Social infrastructure
He said the party’s elected representatives had abandoned the policies of “economic justice” and were doing immense damage to the social infrastructure of the country. “I can no longer partake in any way in what has become a political charade.”

Speaking on the plinth outside Leinster House, he said “the straw that broke the camel’s back” was his inability to communicate with Minister for Education Ruairí Quinn during the controversy surrounding planned cuts to special needs supports, which were reversed earlier this week.

“Too many at the Cabinet table are willing to trade what they held dear for one more hour in the sun,” Mr Keaveney said.
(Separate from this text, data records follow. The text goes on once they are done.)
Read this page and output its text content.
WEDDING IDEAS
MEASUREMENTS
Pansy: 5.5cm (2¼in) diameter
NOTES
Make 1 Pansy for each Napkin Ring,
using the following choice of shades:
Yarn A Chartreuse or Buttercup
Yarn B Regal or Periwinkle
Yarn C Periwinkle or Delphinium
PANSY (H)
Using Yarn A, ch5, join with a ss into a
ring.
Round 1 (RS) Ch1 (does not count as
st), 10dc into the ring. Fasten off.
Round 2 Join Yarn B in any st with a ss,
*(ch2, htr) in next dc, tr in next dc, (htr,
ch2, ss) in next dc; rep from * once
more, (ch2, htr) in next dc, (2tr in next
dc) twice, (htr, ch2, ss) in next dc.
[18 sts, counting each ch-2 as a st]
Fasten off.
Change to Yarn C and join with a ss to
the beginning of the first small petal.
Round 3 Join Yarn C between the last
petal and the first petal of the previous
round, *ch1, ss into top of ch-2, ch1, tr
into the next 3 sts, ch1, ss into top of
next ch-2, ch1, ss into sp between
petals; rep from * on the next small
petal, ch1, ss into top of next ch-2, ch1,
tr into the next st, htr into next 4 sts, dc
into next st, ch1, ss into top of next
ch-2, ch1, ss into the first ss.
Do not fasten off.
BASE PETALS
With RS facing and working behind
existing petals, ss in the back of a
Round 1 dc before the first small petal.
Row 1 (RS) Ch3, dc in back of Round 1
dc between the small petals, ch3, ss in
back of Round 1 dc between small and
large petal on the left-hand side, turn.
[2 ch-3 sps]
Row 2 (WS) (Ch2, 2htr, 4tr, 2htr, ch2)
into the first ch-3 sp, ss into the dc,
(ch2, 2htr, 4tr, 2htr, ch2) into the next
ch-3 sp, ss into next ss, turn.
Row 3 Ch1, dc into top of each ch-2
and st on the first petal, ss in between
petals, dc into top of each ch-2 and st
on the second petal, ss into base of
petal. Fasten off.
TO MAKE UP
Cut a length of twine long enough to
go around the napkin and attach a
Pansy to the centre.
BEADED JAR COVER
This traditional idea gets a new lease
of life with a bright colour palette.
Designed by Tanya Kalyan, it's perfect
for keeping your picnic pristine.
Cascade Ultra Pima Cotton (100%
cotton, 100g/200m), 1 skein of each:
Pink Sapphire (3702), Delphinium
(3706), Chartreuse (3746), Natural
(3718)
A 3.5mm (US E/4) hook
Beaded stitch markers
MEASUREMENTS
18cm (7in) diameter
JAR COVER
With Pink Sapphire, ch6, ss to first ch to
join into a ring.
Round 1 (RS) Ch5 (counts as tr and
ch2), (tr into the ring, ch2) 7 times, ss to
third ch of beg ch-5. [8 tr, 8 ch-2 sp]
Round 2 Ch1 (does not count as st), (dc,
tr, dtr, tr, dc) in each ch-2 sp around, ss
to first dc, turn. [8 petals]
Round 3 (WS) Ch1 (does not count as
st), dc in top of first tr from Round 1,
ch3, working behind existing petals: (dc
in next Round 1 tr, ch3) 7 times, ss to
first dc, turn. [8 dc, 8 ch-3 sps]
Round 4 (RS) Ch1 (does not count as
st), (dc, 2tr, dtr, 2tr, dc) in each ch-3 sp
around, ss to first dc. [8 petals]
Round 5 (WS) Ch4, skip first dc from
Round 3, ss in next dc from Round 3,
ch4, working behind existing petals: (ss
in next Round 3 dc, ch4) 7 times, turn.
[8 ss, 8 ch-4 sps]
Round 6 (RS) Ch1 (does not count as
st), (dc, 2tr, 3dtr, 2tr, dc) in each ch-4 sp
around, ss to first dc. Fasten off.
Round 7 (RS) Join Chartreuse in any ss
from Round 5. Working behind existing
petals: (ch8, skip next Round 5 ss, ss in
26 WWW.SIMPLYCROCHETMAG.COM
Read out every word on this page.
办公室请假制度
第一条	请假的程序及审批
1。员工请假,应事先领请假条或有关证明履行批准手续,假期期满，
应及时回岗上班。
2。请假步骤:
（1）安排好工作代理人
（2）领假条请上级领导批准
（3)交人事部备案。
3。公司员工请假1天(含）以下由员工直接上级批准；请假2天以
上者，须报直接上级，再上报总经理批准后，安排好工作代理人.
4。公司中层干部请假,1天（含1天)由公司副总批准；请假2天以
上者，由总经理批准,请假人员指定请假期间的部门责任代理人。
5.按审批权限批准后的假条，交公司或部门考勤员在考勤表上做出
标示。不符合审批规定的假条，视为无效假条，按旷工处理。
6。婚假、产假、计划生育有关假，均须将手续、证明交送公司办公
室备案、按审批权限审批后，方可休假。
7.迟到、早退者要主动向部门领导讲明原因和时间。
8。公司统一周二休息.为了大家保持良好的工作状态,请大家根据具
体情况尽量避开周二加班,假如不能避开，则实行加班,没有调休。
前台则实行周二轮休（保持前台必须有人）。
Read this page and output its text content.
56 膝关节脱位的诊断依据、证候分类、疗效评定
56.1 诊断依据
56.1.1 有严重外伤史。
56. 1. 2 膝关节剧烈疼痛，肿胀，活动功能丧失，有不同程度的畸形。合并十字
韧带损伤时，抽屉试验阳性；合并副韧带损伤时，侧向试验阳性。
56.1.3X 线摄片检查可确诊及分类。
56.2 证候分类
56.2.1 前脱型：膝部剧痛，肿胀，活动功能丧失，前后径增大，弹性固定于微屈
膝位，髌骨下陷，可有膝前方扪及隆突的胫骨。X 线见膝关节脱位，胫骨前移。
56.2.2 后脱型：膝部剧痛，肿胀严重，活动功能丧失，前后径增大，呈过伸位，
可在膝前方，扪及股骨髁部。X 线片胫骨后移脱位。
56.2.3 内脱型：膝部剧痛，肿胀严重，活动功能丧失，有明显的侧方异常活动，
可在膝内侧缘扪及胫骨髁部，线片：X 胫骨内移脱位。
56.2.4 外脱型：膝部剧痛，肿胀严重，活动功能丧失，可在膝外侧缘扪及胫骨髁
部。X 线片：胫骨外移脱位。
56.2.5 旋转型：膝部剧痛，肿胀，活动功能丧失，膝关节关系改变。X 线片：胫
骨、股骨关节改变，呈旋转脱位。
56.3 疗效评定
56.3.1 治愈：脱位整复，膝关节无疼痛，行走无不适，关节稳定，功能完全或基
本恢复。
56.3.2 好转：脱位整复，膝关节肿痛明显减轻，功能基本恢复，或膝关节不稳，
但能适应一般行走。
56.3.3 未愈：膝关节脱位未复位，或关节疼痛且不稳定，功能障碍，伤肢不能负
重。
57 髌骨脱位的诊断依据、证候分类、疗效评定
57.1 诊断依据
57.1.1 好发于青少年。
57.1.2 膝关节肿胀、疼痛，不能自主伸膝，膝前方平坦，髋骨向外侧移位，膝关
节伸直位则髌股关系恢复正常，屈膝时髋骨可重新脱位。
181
In reference to his strained relationship with Tánaiste and Minister for Foreign Affairs Eamon Gilmore, Mr Keaveney suggested his departure would probably prompt the popping of corks in Iveagh House, Mr Gilmore’s departmental office.

Mr Keaveney had also been at odds with his party on the issue of abortion. “Labour is a pro-choice party and I never had a difficulty with that until it came to considering the recent legislation,” he said.

He is a Siptu official on leave of absence from the trade union.

Labour’s chief whip Emmet Stagg said he welcomed Mr Keaveney’s resignation from the party, claiming the Galway East deputy had already “betrayed” members.

“His latest resignation follows his departure from the Parliamentary Labour Party in December 2012, and his resignation of party membership in 2007. Since he resigned the whip, he has consistently attacked Labour, thereby betraying the party members who elected him as chair,” Mr Stagg said.

Mr Keaveney will be replaced as party chair by Lorraine Mulligan, who was vice-chair.

Dublin West TD Patrick Nulty resigned from the party last Friday.

Labour returned a record 37 TDs in the February 2011 general election, but those who subsequently lost the whip are Mr Keaveney, Mr Nulty, Róisín Shortall, Tommy Broughan and Willie Penrose, who is expected to return to the fold in the autumn. Senator James Heffernan and MEP Nessa Childers have also defected.